Winner of the 2006 Giller Prize, Lam has assembled a collection of short stories that follows four characters from their student days, through medical school and into their careers as doctors. Ming is a perfectionist with a dark past and overbearing traditional parents. When she starts dating Fitz, she must keep it a secret from her family. Meanwhile, Chen and Sri, their closest colleagues, join them in cutting up cadavers as they learn the fragile mysteries of the human body. Lam’s prose reads as smoothly as a scalpel slicing flesh (despite a plethora of technical jargon) as he reveals the realities of operating and emergency rooms, air ambulance flights and maternity wards. Lam is capable of fine descriptions (the "melon color" of afternoon light) as well as striking awkwardness ("Entering the exam hall…from the whipping chaos of the snowstorm was to be faced with a void.") The power of these stories is his ability to allow the reader to empathize with both victim and healer.

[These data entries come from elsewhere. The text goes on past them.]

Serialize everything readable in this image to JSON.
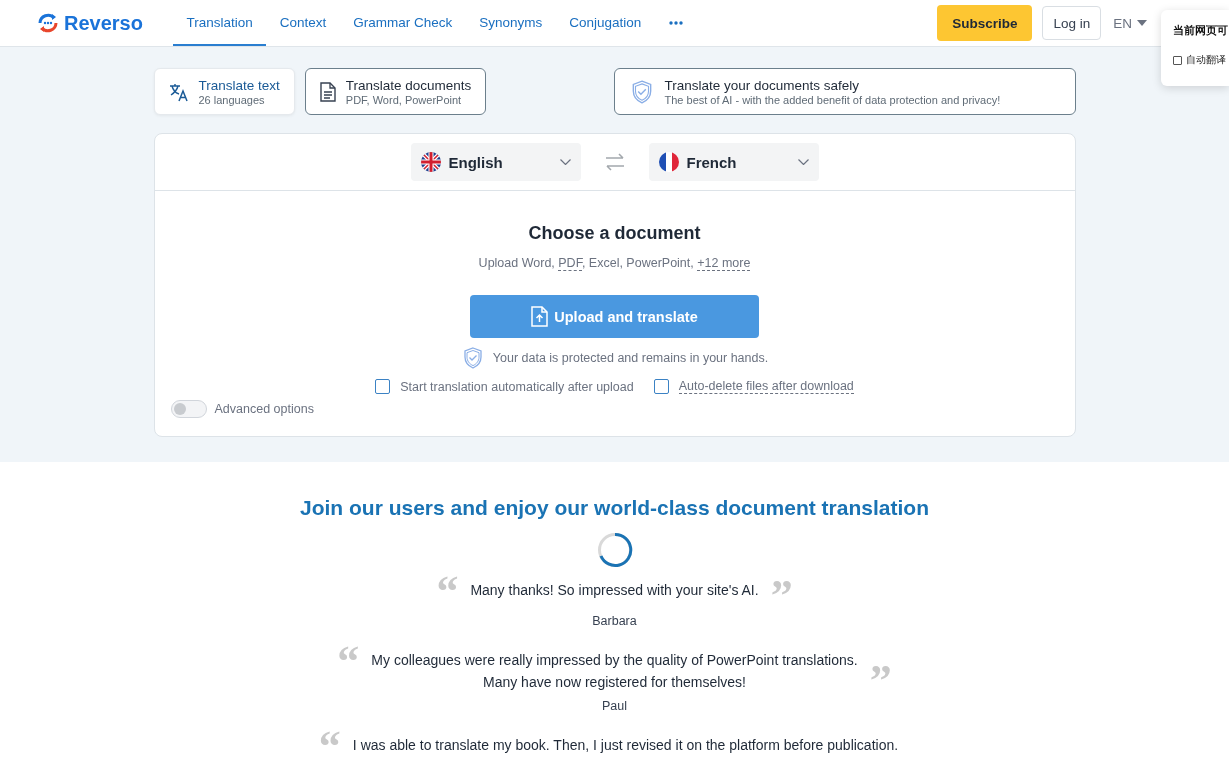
{
  "header": {
    "logo": "Reverso",
    "nav": [
      {
        "label": "Translation",
        "selected": true
      },
      {
        "label": "Context",
        "selected": false
      },
      {
        "label": "Grammar Check",
        "selected": false
      },
      {
        "label": "Synonyms",
        "selected": false
      },
      {
        "label": "Conjugation",
        "selected": false
      }
    ],
    "subscribe": "Subscribe",
    "login": "Log in",
    "language": "EN"
  },
  "modes": [
    {
      "kind": "text",
      "title": "Translate text",
      "subtitle": "26 languages",
      "selected": false
    },
    {
      "kind": "document",
      "title": "Translate documents",
      "subtitle": "PDF, Word, PowerPoint",
      "selected": true
    }
  ],
  "promo": {
    "title": "Translate your documents safely",
    "subtitle": "The best of AI - with the added benefit of data protection and privacy!"
  },
  "languages": {
    "source": {
      "kind": "uk",
      "name": "English"
    },
    "target": {
      "kind": "fr",
      "name": "French"
    }
  },
  "upload": {
    "title": "Choose a document",
    "formats": [
      {
        "kind": "plain",
        "text": "Upload Word, "
      },
      {
        "kind": "hint",
        "text": "PDF"
      },
      {
        "kind": "plain",
        "text": ", Excel, PowerPoint, "
      },
      {
        "kind": "hint",
        "text": "+12 more"
      }
    ],
    "button": "Upload and translate",
    "privacy": "Your data is protected and remains in your hands."
  },
  "options": [
    {
      "kind": "plain",
      "label": "Start translation automatically after upload",
      "checked": false
    },
    {
      "kind": "hint",
      "label": "Auto-delete files after download",
      "checked": false
    }
  ],
  "advanced": {
    "label": "Advanced options",
    "on": false
  },
  "testimonials": {
    "heading": "Join our users and enjoy our world-class document translation",
    "items": [
      {
        "open_mark": "“",
        "text": "Many thanks! So impressed with your site's AI.",
        "close_mark": "”",
        "author": "Barbara"
      },
      {
        "open_mark": "“",
        "text": "My colleagues were really impressed by the quality of PowerPoint translations.\nMany have now registered for themselves!",
        "close_mark": "”",
        "author": "Paul"
      },
      {
        "open_mark": "“",
        "text": "I was able to translate my book. Then, I just revised it on the platform before publication."
      }
    ]
  },
  "popup": {
    "title": "当前网页可",
    "option": {
      "label": "自动翻译",
      "checked": false
    }
  }
}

Although a few of the stories feel like scenes from ER, several work extremely well. A harrowing story about the SARS epidemic ("Contact Tracing"), set in a Toronto hospital, gives the reader an intimate, inside view, while a story that explores the mind of a psychotic ("Winston") can leave the reader feeling unnerved and groundless. --Mark Frutkin --This text refers to the Paperback edition.

From Publishers Weekly

Starred Review. Winner of Canada's Giller Prize, Lam puts all the sex, and death and sleep deprivation crucial to any hospital drama in his debut story collection about doctors in the making. Thankfully Lam, an emergency room physician, looks beyond blood and guts to examine the conflicted hearts and minds of the four medical students sleepwalking their way through the required tests, dissections and all-night emergency room shifts. The stories trace an almost endless stretch of education and service that puts their stamina and skills to the test: Fitz (short for Fitzgerald) has a not-so-secret drinking problem, the fallout from which that lands him an unexpected job; Ming, the main cast's only woman, has a cold scientist's outlook that both aids and hinders her; Sri's heart breaks for anything that comes near his scalpel—be it a tattooed cadaver or a rambling psychotic; and dispassionate Chen struggles, like Sri, to balance compassion with his desire to succeed. The stories' quiet strength lies not in the doctors' education but in Lam's portrayal of the flawed humans behind the surgical masks. This collection made a big splash in Canada, and, as Weinstein Books' first title, is poised to do the same in the U.S. (Sept.)
Copyright © Reed Business Information, a division of Reed Elsevier Inc. All rights reserved. --This text refers to an alternate Hardcover edition.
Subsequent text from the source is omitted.